The ONE detail that eludes me is how it picks which one get the slower reference frame compared to the other. I don’t get why the earth wouldn’t be the one to have massively slowed time relative to the space ship, since from the ship’s perspective, isn’t it the earth that goes away, turns around, and comes back? Apparently it isn’t the motion so much as the acceleration that does it, which confuses me even more, since I know a photon experiences zero time, but ALWAYS travels at the speed of light out of necessity, so it never accelerates at all.

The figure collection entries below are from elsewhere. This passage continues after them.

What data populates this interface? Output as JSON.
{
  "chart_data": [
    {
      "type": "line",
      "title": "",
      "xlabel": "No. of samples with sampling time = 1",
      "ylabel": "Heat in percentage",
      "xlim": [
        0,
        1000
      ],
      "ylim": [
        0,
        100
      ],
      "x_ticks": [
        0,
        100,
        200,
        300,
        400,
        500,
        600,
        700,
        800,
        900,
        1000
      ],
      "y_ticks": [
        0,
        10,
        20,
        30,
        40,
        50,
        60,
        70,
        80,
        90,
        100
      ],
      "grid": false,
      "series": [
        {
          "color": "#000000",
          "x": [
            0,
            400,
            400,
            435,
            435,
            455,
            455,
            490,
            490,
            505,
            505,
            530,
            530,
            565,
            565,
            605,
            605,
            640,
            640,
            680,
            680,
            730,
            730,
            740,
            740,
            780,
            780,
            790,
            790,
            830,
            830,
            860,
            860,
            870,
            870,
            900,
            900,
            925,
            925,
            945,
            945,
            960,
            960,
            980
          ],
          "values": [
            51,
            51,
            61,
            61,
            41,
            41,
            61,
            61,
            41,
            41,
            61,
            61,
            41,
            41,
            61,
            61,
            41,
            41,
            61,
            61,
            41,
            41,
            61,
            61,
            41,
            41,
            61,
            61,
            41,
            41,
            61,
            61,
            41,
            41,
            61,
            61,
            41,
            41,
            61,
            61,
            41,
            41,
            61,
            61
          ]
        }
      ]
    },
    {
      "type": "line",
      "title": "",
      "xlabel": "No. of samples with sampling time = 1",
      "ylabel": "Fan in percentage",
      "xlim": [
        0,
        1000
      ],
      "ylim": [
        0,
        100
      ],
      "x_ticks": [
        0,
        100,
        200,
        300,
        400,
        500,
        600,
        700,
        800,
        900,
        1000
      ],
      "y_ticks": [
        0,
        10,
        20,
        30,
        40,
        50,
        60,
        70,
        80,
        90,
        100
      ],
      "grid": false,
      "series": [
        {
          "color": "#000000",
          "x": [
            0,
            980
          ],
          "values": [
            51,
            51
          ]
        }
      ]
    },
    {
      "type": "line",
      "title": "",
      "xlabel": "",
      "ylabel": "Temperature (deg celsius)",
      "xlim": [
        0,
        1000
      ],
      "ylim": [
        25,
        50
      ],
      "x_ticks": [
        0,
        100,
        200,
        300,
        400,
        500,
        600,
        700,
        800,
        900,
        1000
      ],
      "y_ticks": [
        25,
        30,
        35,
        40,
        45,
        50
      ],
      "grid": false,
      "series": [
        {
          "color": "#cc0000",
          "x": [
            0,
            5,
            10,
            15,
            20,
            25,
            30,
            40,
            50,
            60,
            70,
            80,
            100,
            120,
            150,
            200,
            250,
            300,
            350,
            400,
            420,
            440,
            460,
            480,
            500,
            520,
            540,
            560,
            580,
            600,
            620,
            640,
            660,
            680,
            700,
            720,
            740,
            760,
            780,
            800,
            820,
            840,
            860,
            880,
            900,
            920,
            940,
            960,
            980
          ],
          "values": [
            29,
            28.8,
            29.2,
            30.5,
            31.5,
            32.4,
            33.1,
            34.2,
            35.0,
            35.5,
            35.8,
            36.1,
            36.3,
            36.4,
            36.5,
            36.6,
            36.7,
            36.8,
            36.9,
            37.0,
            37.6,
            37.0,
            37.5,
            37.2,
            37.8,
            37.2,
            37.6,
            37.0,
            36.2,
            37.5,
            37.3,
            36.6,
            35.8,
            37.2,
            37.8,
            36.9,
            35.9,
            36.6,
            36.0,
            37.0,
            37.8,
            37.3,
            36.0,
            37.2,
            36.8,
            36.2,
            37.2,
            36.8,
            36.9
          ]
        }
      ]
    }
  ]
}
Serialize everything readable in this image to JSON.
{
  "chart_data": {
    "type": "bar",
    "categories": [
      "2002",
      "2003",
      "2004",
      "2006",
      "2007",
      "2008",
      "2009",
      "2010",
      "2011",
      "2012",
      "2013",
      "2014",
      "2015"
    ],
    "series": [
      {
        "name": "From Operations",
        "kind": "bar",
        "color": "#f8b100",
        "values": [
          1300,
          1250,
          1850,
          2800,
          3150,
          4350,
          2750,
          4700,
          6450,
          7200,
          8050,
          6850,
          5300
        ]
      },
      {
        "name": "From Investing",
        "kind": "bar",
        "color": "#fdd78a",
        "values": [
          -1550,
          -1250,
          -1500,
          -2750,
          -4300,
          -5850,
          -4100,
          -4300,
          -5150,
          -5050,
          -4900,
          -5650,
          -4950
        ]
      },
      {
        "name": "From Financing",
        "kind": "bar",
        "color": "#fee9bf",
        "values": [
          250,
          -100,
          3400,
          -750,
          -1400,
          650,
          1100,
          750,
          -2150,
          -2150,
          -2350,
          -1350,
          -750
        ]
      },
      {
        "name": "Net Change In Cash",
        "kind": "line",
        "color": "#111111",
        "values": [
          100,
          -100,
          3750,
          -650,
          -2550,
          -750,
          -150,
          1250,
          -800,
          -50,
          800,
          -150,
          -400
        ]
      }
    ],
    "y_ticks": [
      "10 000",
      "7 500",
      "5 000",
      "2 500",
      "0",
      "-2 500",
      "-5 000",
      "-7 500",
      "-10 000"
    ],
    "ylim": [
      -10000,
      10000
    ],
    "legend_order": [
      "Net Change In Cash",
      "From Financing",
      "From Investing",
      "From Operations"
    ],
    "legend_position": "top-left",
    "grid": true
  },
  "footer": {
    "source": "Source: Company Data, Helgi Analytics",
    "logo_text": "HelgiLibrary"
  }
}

Don’t misunderstand, I’m not questioning the truth of relativity.
Dark Jaguar
2

My only “intuition” (which maybe isn’t right enough) is: if the “speed of the photon is constant” then other things we’d believe to be constant just aren’t. Which in my imagination (of course influenced by what I’ve read up to now) results in weird deformations of spacetime happening all the time. Adding the gravitational fields which we intuitively feel similar to the acceleration (e.g. falling down makes us weightless) makes the deformations even weirder. So my “intuition” is “the spacetime always deforms to make everything as we finally observe.” Nothing “picks” anything, the stuff does what it does in the already deformed spacetime, and by doing what it does it can also deform it more or less while it does what it does, and everything fits at the end. The only thing that’s fixed is the speed of the photons. Weird, but at the end, only the formulas can allow us to calculate what we can expect. It’s simply that on the scales of the “ordinary” stuff for us the things aren’t recognizable, that’s why we don’t have to have the intuition about that. And why most of the things we observe without some clever instruments (or without using the clever formulas) are “intuitively normal” for us. According to the story even those who planned the pre-GPS satellite made the hardware to turn on or off the compensation of the effects of the relativity, just in case. But the measurements matched the relativity to 1% accuracy. Not everybody is Einstein, including (obviously) us, for we wouldn’t be here discussing.